"Just Squeaking By" With a Live-In Nanny
The entire article drips with sarcasm. You’ll soon learn Laura Steins is “squeaking by on $300,000 a year.” But first, you get a taste of the morning routine – including the live-in nanny.
As Detroit flatlines and those of us in the media quiver in our boots over impending newspaper closures and layoffs, the other half wants us to know they’re in pain. Only their pain looks nothing like ours.
Take Laura Steins, who not only has the live-in nanny but whose kids have “generic” cell phones and True Religion jeans. Along with the pool man and the gardener, these are costs she told the Washington Post are ” non-negotiable facts of her life and not discretionary.” For a woman who gets $75,000 a year in child support, well, let’s just say we should be so lucky.
Don’t think for a moment that the author really wants us to feel bad for Steins that she has given up her trips to the colorist (just read the closing line “Perfect looks perfect from a distance”). But the look-see at the lives of children living in this type of rich poverty is what fascinates.
The children complains that her cell phone just isn’t as cool as those her friends have. Could happen in any home, it’s true. But then, even in the lower middle class homes where cell phones for kids are ubiquitous, so too are the cheaper phones. Kids who complain don’t want a nicer one – they want one. Period.
And where the other person (beside mom or dad) making dinner in the average strapped American home is a child, the Steins’ kids and their ilk have the nanny to do that.
Perhaps Steins is right – some of these costs are necessary rather than discretionary. She can’t sell a house when the real estate market rights itself if she’s let the grounds go to pot. And living in an upscale neighborhood calls for upscale spending – including on your kids, lest they be picked on at school for their “lesser” clothing and accessories.
Believe it or not, I can buy a small percentage of her reasoning. It might even be best for her kids. But, in the end, Steins still has the power to make choices. She can choose not to get her hair colored, choose to employ a live-in nanny over a part-time babysitter, choose to hire a gardener rather than taking her three kids outside to help her weed.

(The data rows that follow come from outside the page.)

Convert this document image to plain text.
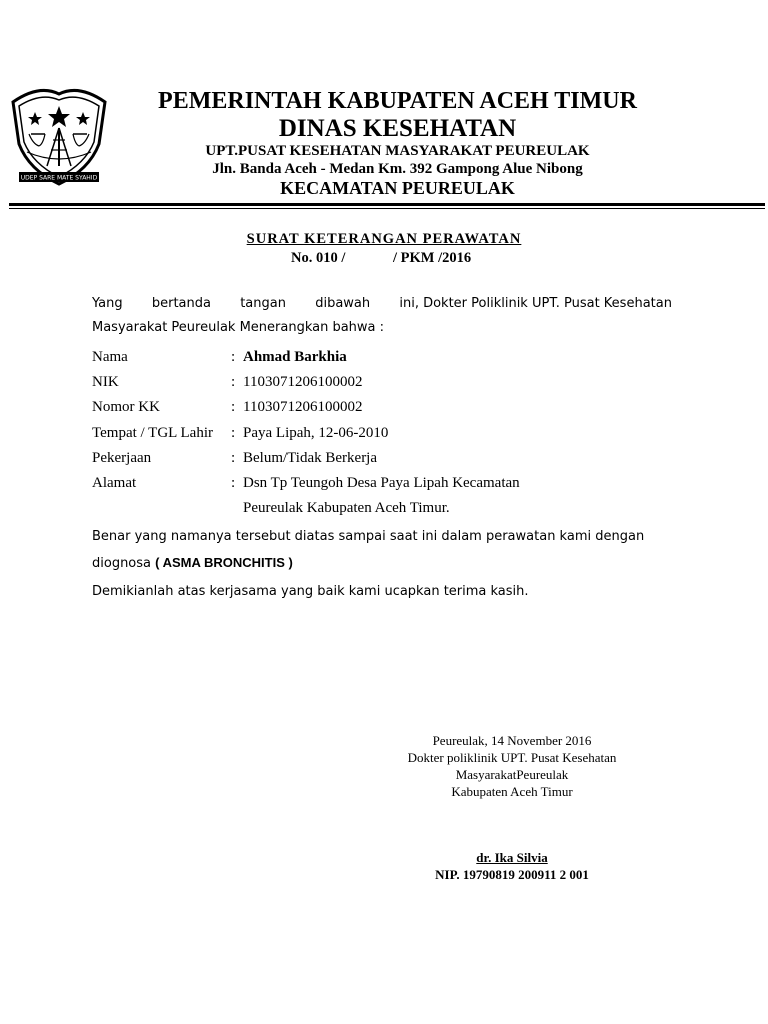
UDEP SARE MATE SYAHID
PEMERINTAH KABUPATEN ACEH TIMUR
DINAS KESEHATAN
UPT.PUSAT KESEHATAN MASYARAKAT PEUREULAK
Jln. Banda Aceh - Medan Km. 392 Gampong Alue Nibong
KECAMATAN PEUREULAK
SURAT KETERANGAN PERAWATAN
No. 010 /	/ PKM /2016
Yang bertanda tangan dibawah ini, Dokter Poliklinik UPT. Pusat Kesehatan
Masyarakat Peureulak Menerangkan bahwa :
Nama	: Ahmad Barkhia
NIK	: 1103071206100002
Nomor KK	: 1103071206100002
Tempat / TGL Lahir : Paya Lipah, 12-06-2010
Pekerjaan	: Belum/Tidak Berkerja
Alamat	: Dsn Tp Teungoh Desa Paya Lipah Kecamatan
Peureulak Kabupaten Aceh Timur.
Benar yang namanya tersebut diatas sampai saat ini dalam perawatan kami dengan
diognosa ( ASMA BRONCHITIS )
Demikianlah atas kerjasama yang baik kami ucapkan terima kasih.
Peureulak, 14 November 2016
Dokter poliklinik UPT. Pusat Kesehatan
MasyarakatPeureulak
Kabupaten Aceh Timur
dr. Ika Silvia
NIP. 19790819 200911 2 001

And that – more than her bank account – is where she’s got it over on half of America. It’s not the upper middle class and rich Americans’ “stuff” so much as their decision to keep and add to it . . . and their attempts to simultaneously complain and justify their reasoning that their affluent lifestyle calls for less sacrifice.
Because the single mom making minimum wage who hasn’t seen a lick of childhood support in the last year and a half lost the power of choice a long time ago.
Do you feel sorry for the poor little rich kids?
Image: Amazon


Shoot, we “squeak” by on not much more than she gets in CS. I feel sorry…for the kids, not because they’re “poor” but because they, from the outside, live in a materialistic world.
I don’t feel sorry for Steins, I don’t think she’s asking for that, and I don’t think the article was meant to evoke that response. I think it was meant to show the relativity of the recession.
You know, many of the poor people had/have choices, too…they chose to party instead of working hard in college. They may have chosen to be arty and bohemian rather than practical in their careers. They chose to have more kids than they could afford. Many choose more expensive processed foods or fast food than taking the time to cook. Many choose to pay for cable instead of reading or bettering themselves. Lots of people have choices. I am tired of the sainting of the poor. Many have had hard knocks many others are living the results of a lifetime of their own bad choices and sloth. I know people like this.
Many, but not all. Then again, when one knowingly makes poor choices that lead to a poor outcome, I try not to saint, too.
It reminds me of an article I read a few years ago. Families of four making between $20k and $3 million a year were interviewed. Everyone thought they were just squeaking by and if they just had a little more money they would be ok. Everyone thinks they need more money, it is just the way our world works.
A lot of non-partying, college grad, avid readers are out of work these days. For instance, my husband – who was laid off from a job (along with 3000) of his coworkers after 13 years at his company (he was hired right out of college, where he did not party his time away). We are living on a lot less now…I don’t want to be part of the “sainted” poor, I don’t want to bee poor at all. However, I don’t want people assuming we’re losers just because we don’t have a live-in nanny…
of GP: I love when people make broad generalizations based on their own limited experience. It makes you look really intelligent.